Chapter Two. Girlhood
Mary Coe is a widow of 86. She lives by herself in a tiny cottage built into the side of the Pits. Most of her children, grandchildren and great-grandchildren still live in the village. Her husband used to be a farm labourer.
‘I’ve always lived here – I was brought up in the house opposite and I’ve lived in this cottage for 54 years. And the houses – there was nearly 50 houses down this place, the Pits as they’re called. There’s about 14 houses now, I think. They didn’t have doorsteps, some of them. Just hand the washing on the hedges up the road to dry. And we always used to have to get the water out of the well. And the earth toilets! My old father, he only earned ten shillings a week, and he had to go and feed the animals twice on Sunday. He was just a landworker, with the Coatesworths. They were big farmers.
And for Christmas, if we got a sixpenny toy and an orange or an apple, we thought that was ever so grand. But that’s all we got. People say they can’t make out how we lived that life. But I say, remember, we’d never had anything else. Our parents before had had the same life. You see, when you’ve never had anything, you never miss it.
After my mother did her housework, she’d go and help her mother and her grandmother too, older people. But she didn’t go out to work. Well, there was only land work. But she’d take us picking. They used to buy dandelion roots and different weeds. You’d go and get them and they’d pay so much a stone for them. They’d dry them and make herbs and different drinks, I expect. There wasn’t any other work in the village, only weeding and potato picking, there wasn’t no factories, nothing else. Most of the men got their living in the village – if you wanted to go, you had to walk. No bicycles then.
I used to help my Dad, too. He had allotments and I used to help him weed and do the things for him.

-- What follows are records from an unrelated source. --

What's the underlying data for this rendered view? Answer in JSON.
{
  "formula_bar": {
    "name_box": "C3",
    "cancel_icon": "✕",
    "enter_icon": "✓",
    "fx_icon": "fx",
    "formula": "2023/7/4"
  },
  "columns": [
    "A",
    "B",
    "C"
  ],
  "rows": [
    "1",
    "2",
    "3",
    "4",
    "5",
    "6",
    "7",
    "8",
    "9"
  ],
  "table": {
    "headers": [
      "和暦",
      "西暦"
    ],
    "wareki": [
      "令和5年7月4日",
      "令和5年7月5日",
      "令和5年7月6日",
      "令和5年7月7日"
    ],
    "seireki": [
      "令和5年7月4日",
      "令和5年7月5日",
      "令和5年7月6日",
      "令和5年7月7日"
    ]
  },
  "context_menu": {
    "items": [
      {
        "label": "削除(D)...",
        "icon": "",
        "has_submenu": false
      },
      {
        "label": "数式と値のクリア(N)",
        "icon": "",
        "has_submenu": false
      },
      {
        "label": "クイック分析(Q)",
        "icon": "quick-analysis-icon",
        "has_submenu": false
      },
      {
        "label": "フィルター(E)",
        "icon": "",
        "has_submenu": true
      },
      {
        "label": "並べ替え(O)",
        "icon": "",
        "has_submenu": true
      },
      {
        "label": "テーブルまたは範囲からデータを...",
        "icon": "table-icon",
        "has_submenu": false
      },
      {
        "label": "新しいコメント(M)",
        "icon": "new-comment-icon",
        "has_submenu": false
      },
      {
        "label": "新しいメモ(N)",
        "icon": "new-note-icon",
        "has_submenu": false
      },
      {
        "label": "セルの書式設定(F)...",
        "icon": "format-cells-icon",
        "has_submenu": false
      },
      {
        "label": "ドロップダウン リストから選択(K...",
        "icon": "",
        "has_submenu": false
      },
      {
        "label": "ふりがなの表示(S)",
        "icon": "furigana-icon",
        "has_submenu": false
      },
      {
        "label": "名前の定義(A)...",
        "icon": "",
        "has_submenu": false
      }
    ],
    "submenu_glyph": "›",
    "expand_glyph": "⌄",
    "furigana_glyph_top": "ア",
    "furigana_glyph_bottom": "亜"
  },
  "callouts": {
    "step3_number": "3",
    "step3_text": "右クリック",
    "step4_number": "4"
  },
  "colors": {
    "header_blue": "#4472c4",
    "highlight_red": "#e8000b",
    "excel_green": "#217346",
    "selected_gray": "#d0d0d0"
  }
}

I can remember one day he told me to weed the onions and he said to pull any runaways, nip them out, and when he come home he say ‘Oh, what have you done? You’ve pulled all me seed onions out’. I said, ‘I didn’t know. You told me to pull the runaways out. I thought them were they’. But you didn’t get much in them days, so you had to be very careful.
We had lovely concerts, the village got up. We got a lovely brass band then. Beautiful band. We used to think that was wonderful. But that went. Wireless, television, done away with that.

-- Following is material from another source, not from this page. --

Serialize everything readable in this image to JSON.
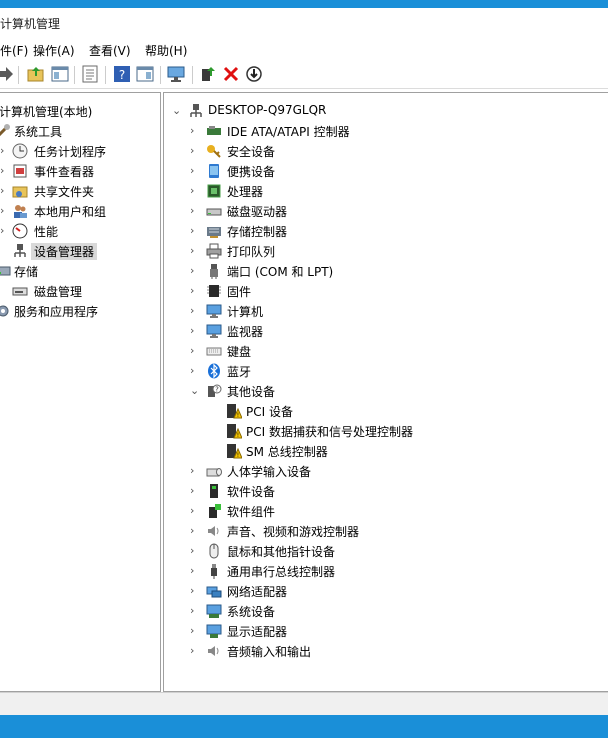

A lot of people couldn’t write. My mother couldn’t write. If she got a letter that were a grand day. We’d read it for her. But then there weren’t the people to write to. No one hardly ever left the village. And there were no outsiders in the village either. They was all married to someone in the village. You was afraid to talk of anyone, because they was all relations. You couldn’t get far, that’s why you kept together. But now, you go down the street and you don’t know half of them. They’ve all married a stranger. But when I was young, we didn’t like strangers. If there was a stranger about, you wanted to know who they were, and where they come from.”
Mary Chamberlain, Fenwomen. A Portrait of Women in an English Village, 1975
You should now be able to answer the following question:
Can British Oral History in the 1970s be called a people’s history, and if so, in what sense?